Dieser Zusammenbruch scheint so ausgeprägt zu sein, dass der Arzt meinen Mann damals tatsächlich irgendwann fragte, warum er trotz seiner Diagnose immer noch total gut drauf wäre und nicht wie seine anderen älteren Patienten mit dieser Diagnose komplett zusammenbrechen und noch weitere Erkrankungen entwickeln würde.

Ganz offenbar geht es dabei auch um die Macht der Gedanken.Ziemlich viele Menschen lassen nach dieser Diagnose auch dann sehr schnell alle empfohlenen Untersuchungen und eine Krebsbehandlungen über sich ergehen, wenn sie vorher eigentlich völlig dagegen waren.

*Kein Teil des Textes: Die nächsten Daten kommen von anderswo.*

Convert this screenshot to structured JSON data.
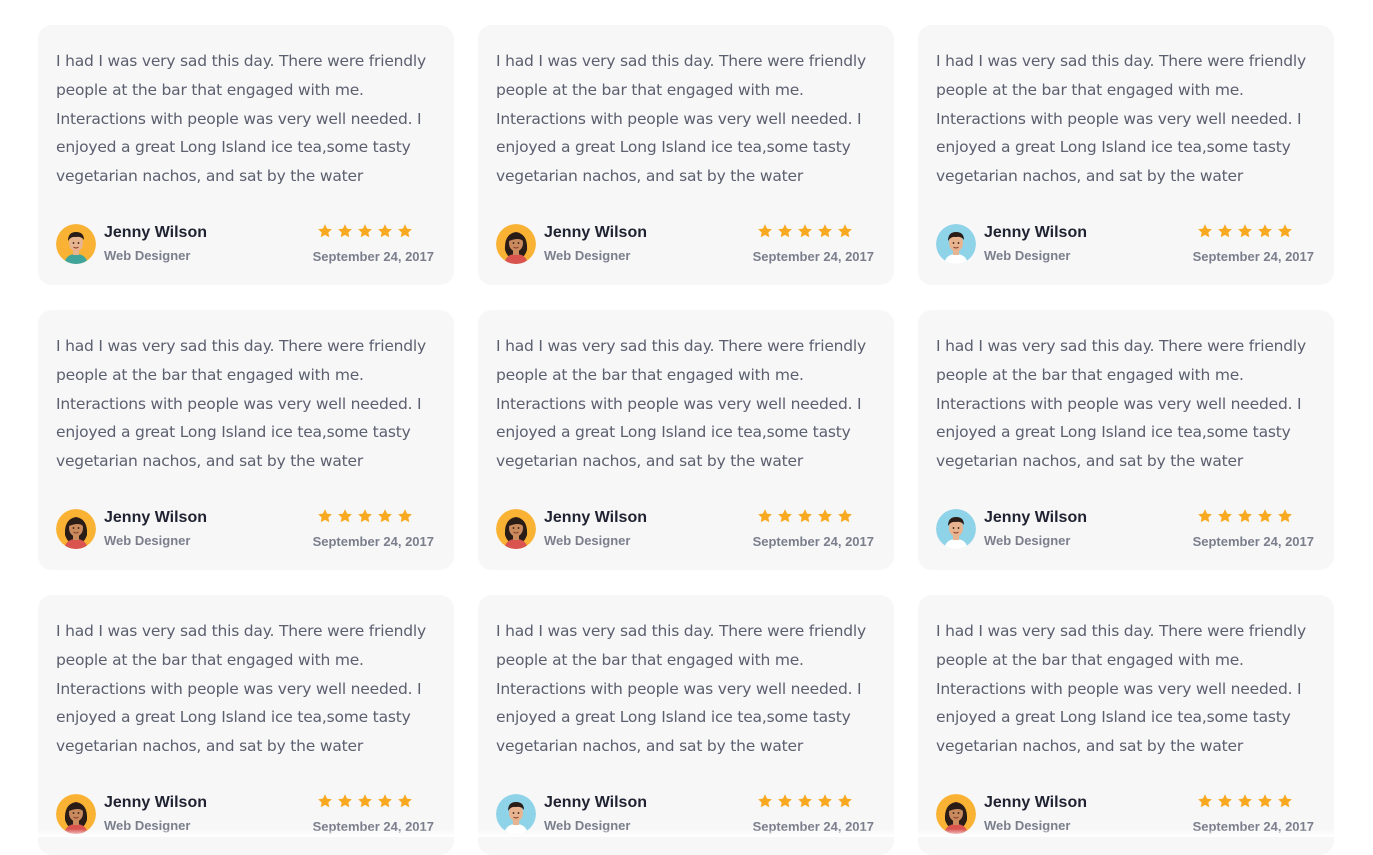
{
  "colors": {
    "card_background": "#f7f7f8",
    "star": "#f8a91f",
    "body_text": "#5b5f6e",
    "name_text": "#1f2230",
    "muted_text": "#7b7f8c"
  },
  "rating_max": 5,
  "reviews": [
    {
      "text": "I had I was very sad this day. There were friendly people at the bar that engaged with me. Interactions with people was very well needed. I enjoyed a great Long Island ice tea,some tasty vegetarian nachos, and sat by the water",
      "name": "Jenny Wilson",
      "role": "Web Designer",
      "date": "September 24, 2017",
      "rating": 5,
      "avatar": "avatar-man-orange"
    },
    {
      "text": "I had I was very sad this day. There were friendly people at the bar that engaged with me. Interactions with people was very well needed. I enjoyed a great Long Island ice tea,some tasty vegetarian nachos, and sat by the water",
      "name": "Jenny Wilson",
      "role": "Web Designer",
      "date": "September 24, 2017",
      "rating": 5,
      "avatar": "avatar-woman-orange"
    },
    {
      "text": "I had I was very sad this day. There were friendly people at the bar that engaged with me. Interactions with people was very well needed. I enjoyed a great Long Island ice tea,some tasty vegetarian nachos, and sat by the water",
      "name": "Jenny Wilson",
      "role": "Web Designer",
      "date": "September 24, 2017",
      "rating": 5,
      "avatar": "avatar-man-blue"
    },
    {
      "text": "I had I was very sad this day. There were friendly people at the bar that engaged with me. Interactions with people was very well needed. I enjoyed a great Long Island ice tea,some tasty vegetarian nachos, and sat by the water",
      "name": "Jenny Wilson",
      "role": "Web Designer",
      "date": "September 24, 2017",
      "rating": 5,
      "avatar": "avatar-woman-orange"
    },
    {
      "text": "I had I was very sad this day. There were friendly people at the bar that engaged with me. Interactions with people was very well needed. I enjoyed a great Long Island ice tea,some tasty vegetarian nachos, and sat by the water",
      "name": "Jenny Wilson",
      "role": "Web Designer",
      "date": "September 24, 2017",
      "rating": 5,
      "avatar": "avatar-woman-orange"
    },
    {
      "text": "I had I was very sad this day. There were friendly people at the bar that engaged with me. Interactions with people was very well needed. I enjoyed a great Long Island ice tea,some tasty vegetarian nachos, and sat by the water",
      "name": "Jenny Wilson",
      "role": "Web Designer",
      "date": "September 24, 2017",
      "rating": 5,
      "avatar": "avatar-man-blue"
    },
    {
      "text": "I had I was very sad this day. There were friendly people at the bar that engaged with me. Interactions with people was very well needed. I enjoyed a great Long Island ice tea,some tasty vegetarian nachos, and sat by the water",
      "name": "Jenny Wilson",
      "role": "Web Designer",
      "date": "September 24, 2017",
      "rating": 5,
      "avatar": "avatar-woman-orange"
    },
    {
      "text": "I had I was very sad this day. There were friendly people at the bar that engaged with me. Interactions with people was very well needed. I enjoyed a great Long Island ice tea,some tasty vegetarian nachos, and sat by the water",
      "name": "Jenny Wilson",
      "role": "Web Designer",
      "date": "September 24, 2017",
      "rating": 5,
      "avatar": "avatar-man-blue"
    },
    {
      "text": "I had I was very sad this day. There were friendly people at the bar that engaged with me. Interactions with people was very well needed. I enjoyed a great Long Island ice tea,some tasty vegetarian nachos, and sat by the water",
      "name": "Jenny Wilson",
      "role": "Web Designer",
      "date": "September 24, 2017",
      "rating": 5,
      "avatar": "avatar-woman-orange"
    }
  ]
}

Es ist, als würde Angst, gepaart mit Glauben und Hoffnung an die Schulmedizin, sowie ein gewisser Druck durch die Schulmedizin den ganzen Menschen abschalten können, der natürlich genau weiß, dass genug Menschen diese Behandlungen nicht überlebt haben oder danach oft genug nur noch ein Wrack sind.
Die Akzeptanz, Abgabe der Selbstverantwortung und eines Teils der Lebensenergie an die Behandler tritt bei vielen schnell ein, da zur Eile gedrängt wird und hat meist noch weitere Folgen.

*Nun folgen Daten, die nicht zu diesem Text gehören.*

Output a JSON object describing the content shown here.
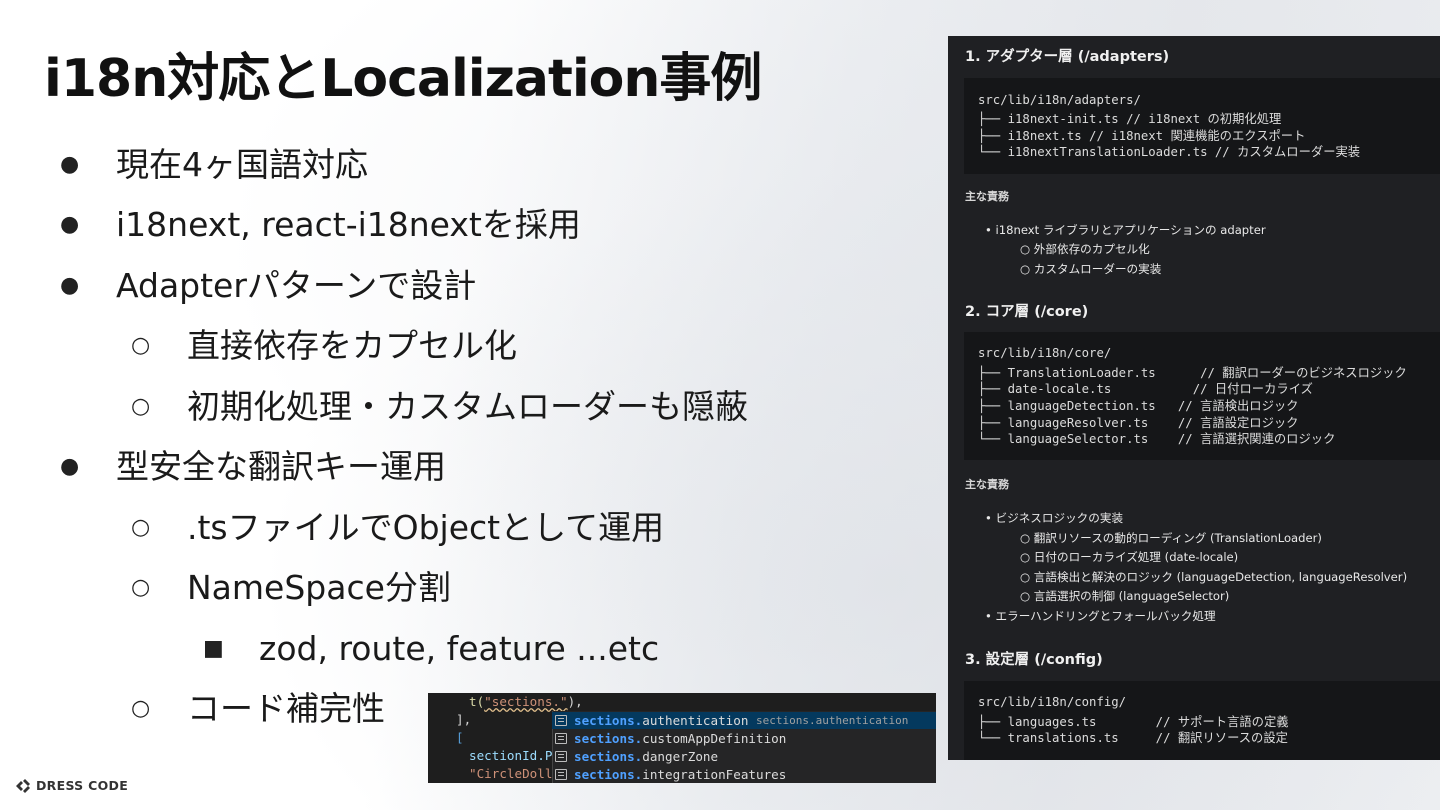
{
  "slide": {
    "title": "i18n対応とLocalization事例",
    "bullets": [
      {
        "marker": "●",
        "text": "現在4ヶ国語対応"
      },
      {
        "marker": "●",
        "text": "i18next, react-i18nextを採用"
      },
      {
        "marker": "●",
        "text": "Adapterパターンで設計"
      },
      {
        "marker": "○",
        "text": "直接依存をカプセル化"
      },
      {
        "marker": "○",
        "text": "初期化処理・カスタムローダーも隠蔽"
      },
      {
        "marker": "●",
        "text": "型安全な翻訳キー運用"
      },
      {
        "marker": "○",
        "text": ".tsファイルでObjectとして運用"
      },
      {
        "marker": "○",
        "text": "NameSpace分割"
      },
      {
        "marker": "■",
        "text": "zod, route, feature ...etc"
      },
      {
        "marker": "○",
        "text": "コード補完性"
      }
    ]
  },
  "panel": {
    "h1": "1. アダプター層 (/adapters)",
    "code1": [
      "src/lib/i18n/adapters/",
      "├── i18next-init.ts // i18next の初期化処理",
      "├── i18next.ts // i18next 関連機能のエクスポート",
      "└── i18nextTranslationLoader.ts // カスタムローダー実装"
    ],
    "resp1_heading": "主な責務",
    "resp1": [
      "• i18next ライブラリとアプリケーションの adapter",
      "○ 外部依存のカプセル化",
      "○ カスタムローダーの実装"
    ],
    "h2": "2. コア層 (/core)",
    "code2": [
      "src/lib/i18n/core/",
      "├── TranslationLoader.ts      // 翻訳ローダーのビジネスロジック",
      "├── date-locale.ts           // 日付ローカライズ",
      "├── languageDetection.ts   // 言語検出ロジック",
      "├── languageResolver.ts    // 言語設定ロジック",
      "└── languageSelector.ts    // 言語選択関連のロジック"
    ],
    "resp2_heading": "主な責務",
    "resp2": [
      "• ビジネスロジックの実装",
      "○ 翻訳リソースの動的ローディング (TranslationLoader)",
      "○ 日付のローカライズ処理 (date-locale)",
      "○ 言語検出と解決のロジック (languageDetection, languageResolver)",
      "○ 言語選択の制御 (languageSelector)",
      "• エラーハンドリングとフォールバック処理"
    ],
    "h3": "3. 設定層 (/config)",
    "code3": [
      "src/lib/i18n/config/",
      "├── languages.ts        // サポート言語の定義",
      "└── translations.ts     // 翻訳リソースの設定"
    ]
  },
  "autocomplete": {
    "line1_prefix": "t(",
    "line1_string": "\"sections.\"",
    "line1_suffix": "),",
    "line2": "],",
    "line3": "[",
    "line4": "sectionId.PR",
    "line5": "\"CircleDolla",
    "items": [
      {
        "prefix": "sections.",
        "rest": "authentication"
      },
      {
        "prefix": "sections.",
        "rest": "customAppDefinition"
      },
      {
        "prefix": "sections.",
        "rest": "dangerZone"
      },
      {
        "prefix": "sections.",
        "rest": "integrationFeatures"
      }
    ],
    "detail": "sections.authentication",
    "colors": {
      "bg": "#1e1e1e",
      "highlight": "#4fa0ff",
      "selected": "#04395e"
    }
  },
  "footer": {
    "logo_text": "DRESS CODE"
  }
}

Scheint ähnlich wie bei den Impfungen zu sein, wo alle denken, ich schaffe das schon. Die schlimmen Folgen haben nur andere.
Du zitierst in diesem Zusammenhang aus dem Medizinbetrieb:
Krankheitsverarbeitung oder Krankheitsbewältigung ist ein Prozess, „in dem die Auseinandersetzung mit den Belastungen auf den Ebenen des Denkens, Fühlens und Handelns erfolgt und durch andauernde Bewertungsprozesse begleitet wird.“Ich denke, dass jeder, der eine Krebsbehandlung im Medizinbetrieb, und das ist eine hohe körperliche Belastung, überlebt, und sie auch noch ohne größere Schäden überlebt, denn viele sterben durch die Schäden der Behandlung, großes Glück hat. Ich kenne persönlich leider mehr Menschen, die während der Behandlung verstorben sind.
Heute am 1.5. ist der Geburtstag meines 2009 nach einer Chemo verstorbener Bruders, der absolut davon überzeugt war, diese Chemo würde sein Leben retten. Schließlich war er an Glückskind, das immer an einem Feiertag Geburtstag hatte.
Er war wohl nicht überzeugt genug, um es mir sagen zu können, da er befürchtete, ich könnte einen negativen Einfluss auf ihn haben, da er wusste, dass ich mich niemals einer schulmedizinischen Krebsbehandlung unterziehen werde.
Er ist auch ohne mein Wissen wie viel andere Krebspatienten einfach in Folge seiner Behandlung gestorben.
Die Details: Das Krebskartell – Milliardengeschäft mit Chemotherapien▪
Ich bezweifle aber komplett, dass das von dir Gepostete auf diejenigen zutrifft, die andere Wege außerhalb des Medizinbetriebs gehen, wie z.B. diejenigen, die mit Eugens Hilfe durch Ernährungsänderung, Tees, usw. wieder gesund wurden.